The Lok Sabha on Wednesday passed the IBC amendment bill without debate, which among other things provide for a pre-packaged resolution process for stressed MSMEs.
Minister of State for Corporate Affairs Rao Inderjit Singh moved the Bill for consideration and passage amid the din. The bill was approved by the House without any discussion, as Opposition members continued their protest over Pegasus snooping issue and three new farm laws.
Singh said the Insolvency and Bankruptcy Code (Amendment) Bill, 2021, will replace the ordinance that was promulgated on April 4 as part of efforts to provide relief to MSMEs adversely impacted by the pandemic.
The proposed amendments would enable the government to notify the threshold of a default not exceeding Rs 1 crore for initiation of the pre-packaged resolution process. The government has already prescribed the threshold of Rs 10 lakh for this purpose.
The bill proposes a new chapter in the IB Code to facilitate the pre-packaged insolvency resolution process for corporate persons that are Micro, Small and Medium Enterprises (MSMEs).

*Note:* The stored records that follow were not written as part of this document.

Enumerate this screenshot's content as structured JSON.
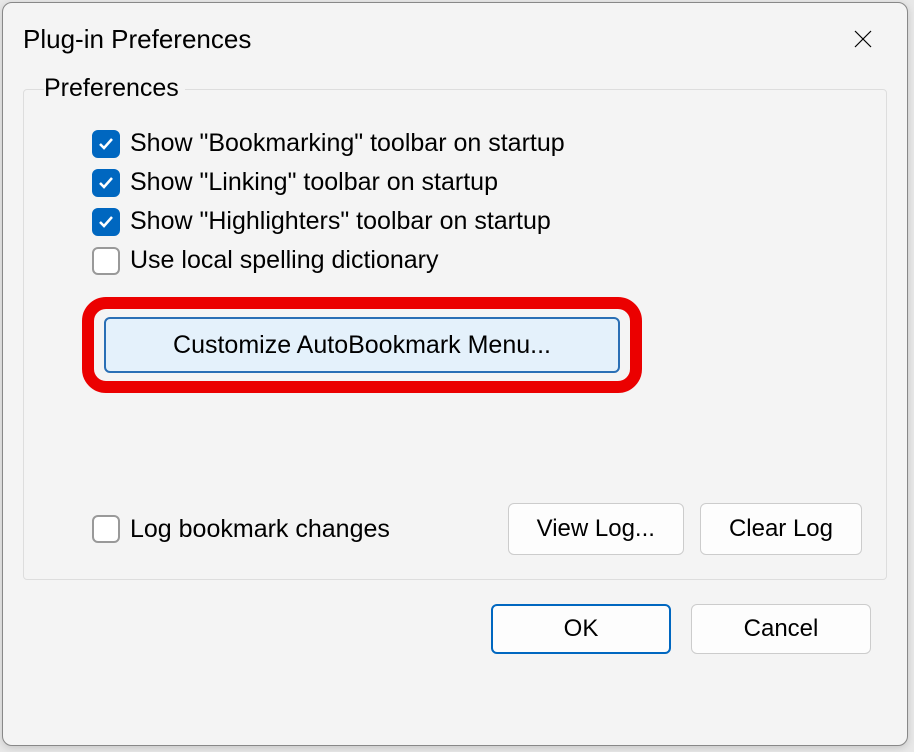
{
  "dialog": {
    "title": "Plug-in Preferences",
    "fieldset_label": "Preferences",
    "checkboxes": [
      {
        "label": "Show \"Bookmarking\" toolbar on startup",
        "checked": true
      },
      {
        "label": "Show \"Linking\" toolbar on startup",
        "checked": true
      },
      {
        "label": "Show \"Highlighters\" toolbar on startup",
        "checked": true
      },
      {
        "label": "Use local spelling dictionary",
        "checked": false
      }
    ],
    "customize_button": "Customize AutoBookmark Menu...",
    "log_checkbox": {
      "label": "Log bookmark changes",
      "checked": false
    },
    "view_log_button": "View Log...",
    "clear_log_button": "Clear Log",
    "ok_button": "OK",
    "cancel_button": "Cancel"
  },
  "highlight": {
    "color": "#eb0000"
  }
}
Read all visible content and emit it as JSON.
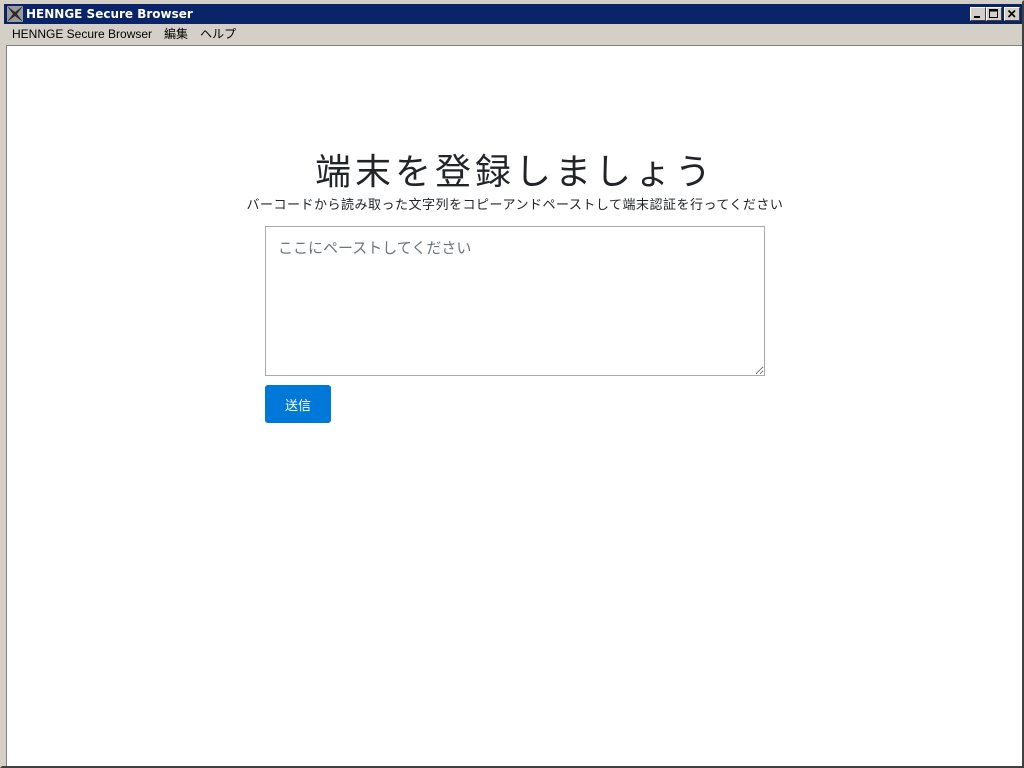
{
  "window": {
    "title": "HENNGE Secure Browser",
    "buttons": [
      "minimize",
      "maximize",
      "close"
    ]
  },
  "menubar": {
    "items": [
      "HENNGE Secure Browser",
      "編集",
      "ヘルプ"
    ]
  },
  "page": {
    "heading": "端末を登録しましょう",
    "subtext": "バーコードから読み取った文字列をコピーアンドペーストして端末認証を行ってください",
    "textarea_placeholder": "ここにペーストしてください",
    "textarea_value": "",
    "submit_label": "送信"
  },
  "colors": {
    "titlebar": "#0a246a",
    "button": "#0078d7",
    "chrome": "#d4d0c8"
  }
}
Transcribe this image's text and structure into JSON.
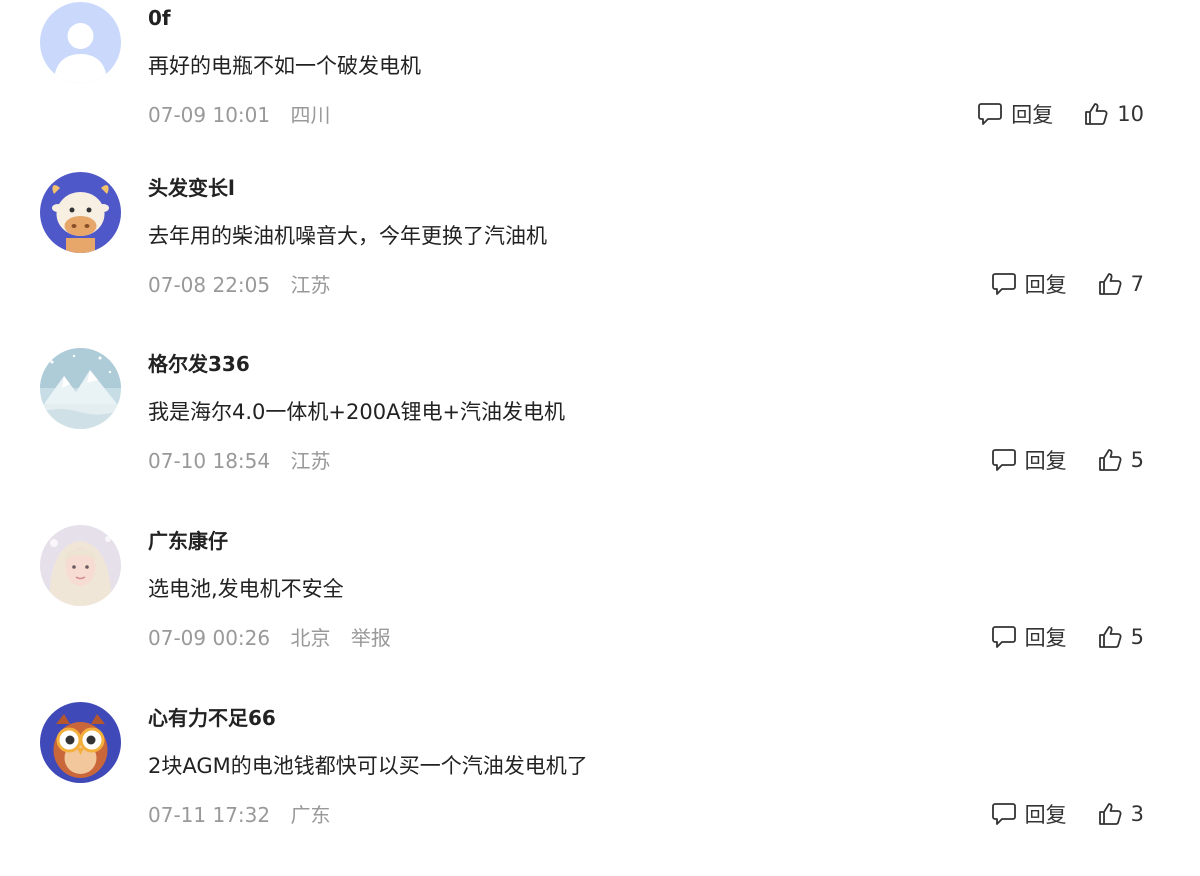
{
  "comments": [
    {
      "username": "0f",
      "content": "再好的电瓶不如一个破发电机",
      "time": "07-09 10:01",
      "location": "四川",
      "reply_label": "回复",
      "likes": "10",
      "avatar_icon": "default-avatar-icon"
    },
    {
      "username": "头发变长l",
      "content": "去年用的柴油机噪音大，今年更换了汽油机",
      "time": "07-08 22:05",
      "location": "江苏",
      "reply_label": "回复",
      "likes": "7",
      "avatar_icon": "cow-avatar-icon"
    },
    {
      "username": "格尔发336",
      "content": "我是海尔4.0一体机+200A锂电+汽油发电机",
      "time": "07-10 18:54",
      "location": "江苏",
      "reply_label": "回复",
      "likes": "5",
      "avatar_icon": "snow-mountain-avatar-icon"
    },
    {
      "username": "广东康仔",
      "content": "选电池,发电机不安全",
      "time": "07-09 00:26",
      "location": "北京",
      "report_label": "举报",
      "reply_label": "回复",
      "likes": "5",
      "avatar_icon": "photo-avatar-icon"
    },
    {
      "username": "心有力不足66",
      "content": "2块AGM的电池钱都快可以买一个汽油发电机了",
      "time": "07-11 17:32",
      "location": "广东",
      "reply_label": "回复",
      "likes": "3",
      "avatar_icon": "owl-avatar-icon"
    }
  ]
}
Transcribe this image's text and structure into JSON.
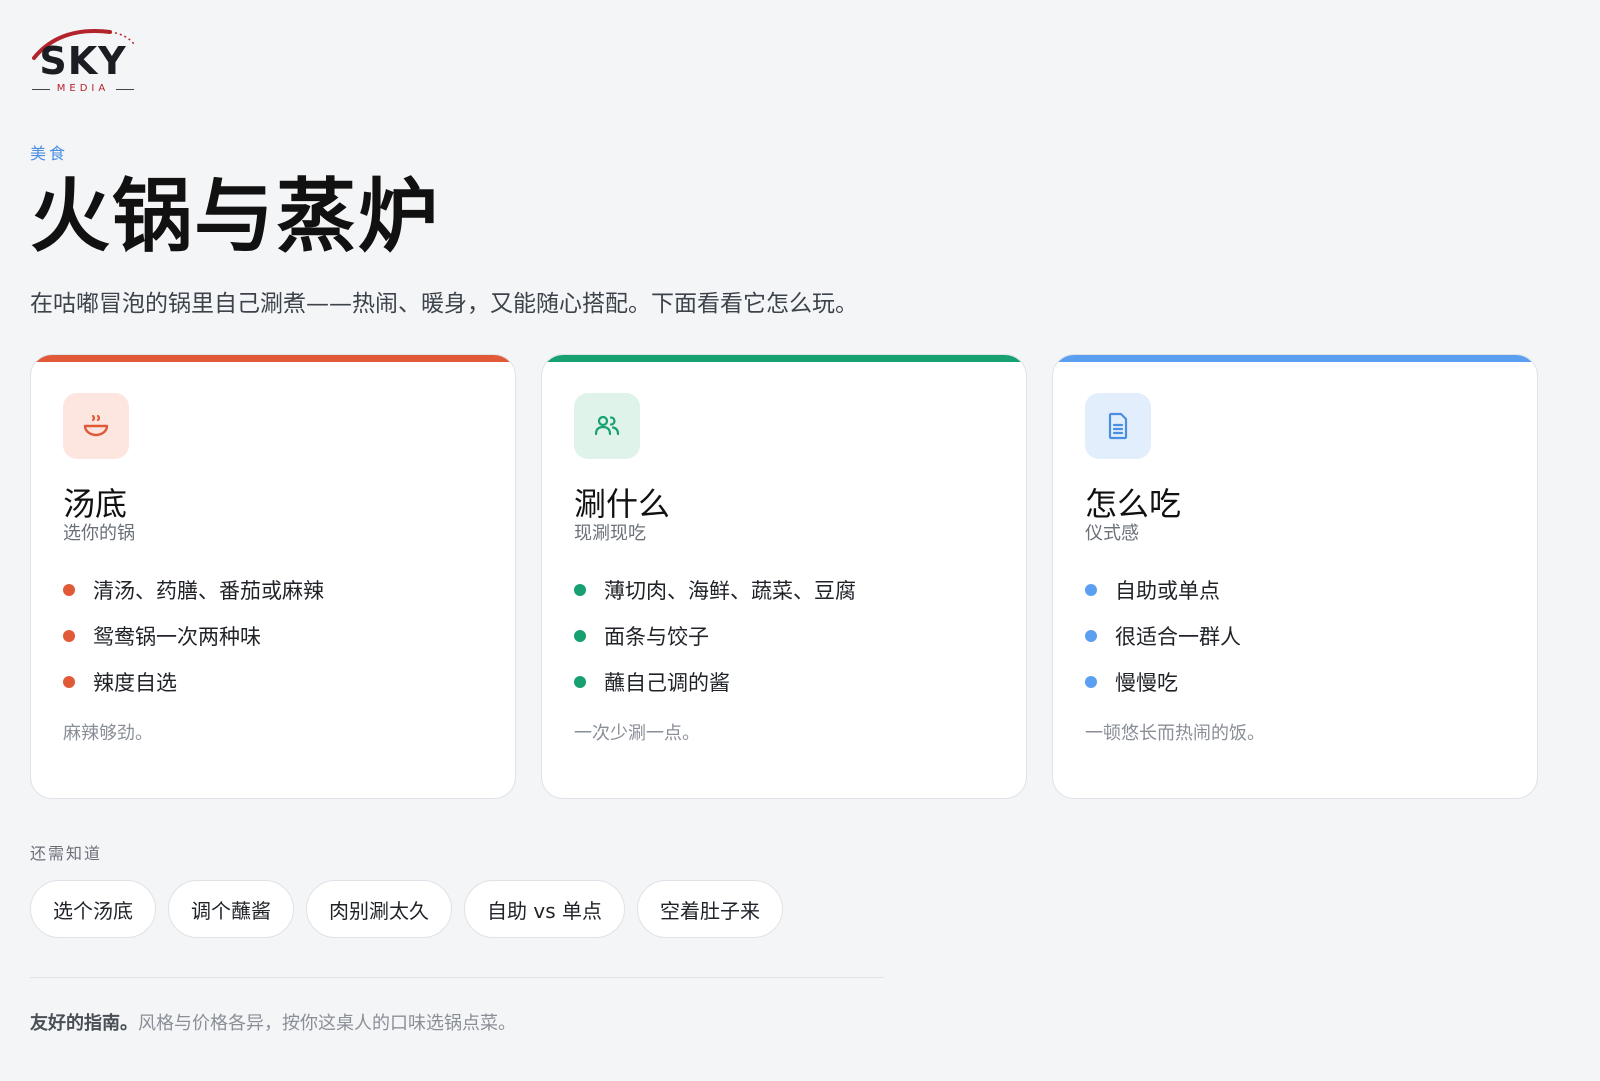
{
  "brand": {
    "name": "SKY",
    "tagline": "MEDIA"
  },
  "category": "美食",
  "title": "火锅与蒸炉",
  "subtitle": "在咕嘟冒泡的锅里自己涮煮——热闹、暖身，又能随心搭配。下面看看它怎么玩。",
  "cards": [
    {
      "heading": "汤底",
      "sub": "选你的锅",
      "icon": "bowl-icon",
      "accent": "#e15a37",
      "icon_bg": "#fde6df",
      "items": [
        "清汤、药膳、番茄或麻辣",
        "鸳鸯锅一次两种味",
        "辣度自选"
      ],
      "note": "麻辣够劲。"
    },
    {
      "heading": "涮什么",
      "sub": "现涮现吃",
      "icon": "people-icon",
      "accent": "#17a070",
      "icon_bg": "#dff3ea",
      "items": [
        "薄切肉、海鲜、蔬菜、豆腐",
        "面条与饺子",
        "蘸自己调的酱"
      ],
      "note": "一次少涮一点。"
    },
    {
      "heading": "怎么吃",
      "sub": "仪式感",
      "icon": "document-icon",
      "accent": "#5b9ff0",
      "icon_bg": "#e3eefc",
      "items": [
        "自助或单点",
        "很适合一群人",
        "慢慢吃"
      ],
      "note": "一顿悠长而热闹的饭。"
    }
  ],
  "extras": {
    "label": "还需知道",
    "chips": [
      "选个汤底",
      "调个蘸酱",
      "肉别涮太久",
      "自助 vs 单点",
      "空着肚子来"
    ]
  },
  "footer": {
    "strong": "友好的指南。",
    "text": "风格与价格各异，按你这桌人的口味选锅点菜。"
  }
}
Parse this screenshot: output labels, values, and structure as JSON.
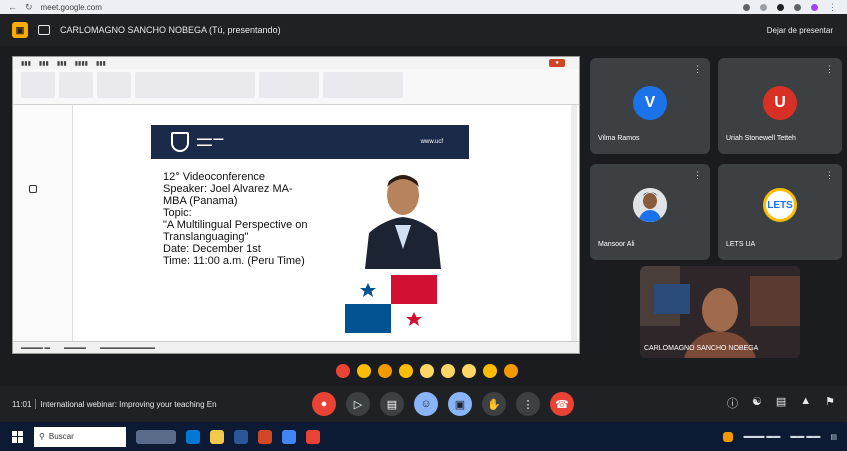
{
  "browser": {
    "url": "meet.google.com"
  },
  "meet": {
    "presenter_label": "CARLOMAGNO SANCHO NOBEGA (Tú, presentando)",
    "stop_label": "Dejar de presentar"
  },
  "slide": {
    "web": "www.ucf",
    "lines": [
      "12° Videoconference",
      "Speaker: Joel Alvarez MA-",
      "MBA (Panama)",
      "Topic:",
      "\"A Multilingual Perspective on",
      "Translanguaging\"",
      "Date: December 1st",
      "Time: 11:00 a.m. (Peru Time)"
    ]
  },
  "participants": [
    {
      "name": "Vilma Ramos",
      "initial": "V",
      "color": "#1a73e8"
    },
    {
      "name": "Uriah Stonewell Tetteh",
      "initial": "U",
      "color": "#d93025"
    },
    {
      "name": "Mansoor Ali",
      "initial": "",
      "color": "#e8eaed"
    },
    {
      "name": "LETS UA",
      "initial": "LETS",
      "color": "#ffffff"
    },
    {
      "name": "CARLOMAGNO SANCHO NOBEGA",
      "initial": "",
      "color": "#5c3b2e"
    }
  ],
  "controls": {
    "time": "11:01",
    "meeting_title": "International webinar: Improving your teaching En"
  },
  "taskbar": {
    "search_placeholder": "Buscar"
  },
  "colors": {
    "meet_bg": "#202124",
    "accent_blue": "#8ab4f8",
    "end_red": "#ea4335"
  }
}
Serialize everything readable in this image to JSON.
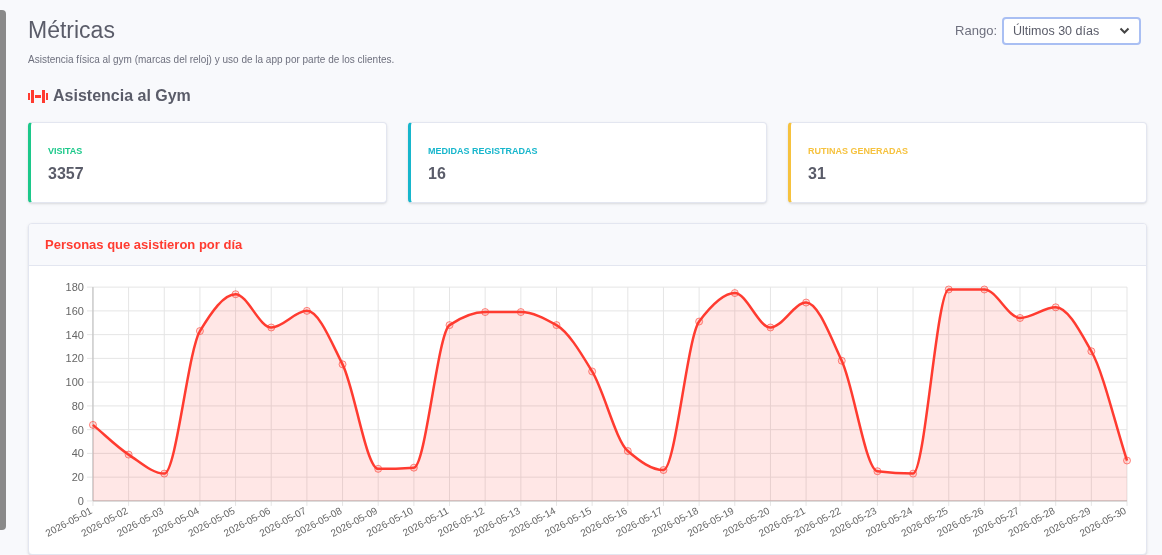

As per the Statement of Objects and Reasons of the bill, it seeks to specify a minimum threshold of not more than Rs 1 crore for initiating the pre-packaged insolvency resolution process as well as provisions for disposal of simultaneous applications for initiation of the insolvency resolution process and pre-packaged insolvency resolution process, pending against the same corporate debtor.
There would be a penalty for fraudulent or malicious initiation of the pre-packaged insolvency resolution process, or with intent to defraud persons, and for fraudulent management of the corporate debtor during the process.
Further, punishment would be meted out for offences related to the pre-packaged insolvency resolution process.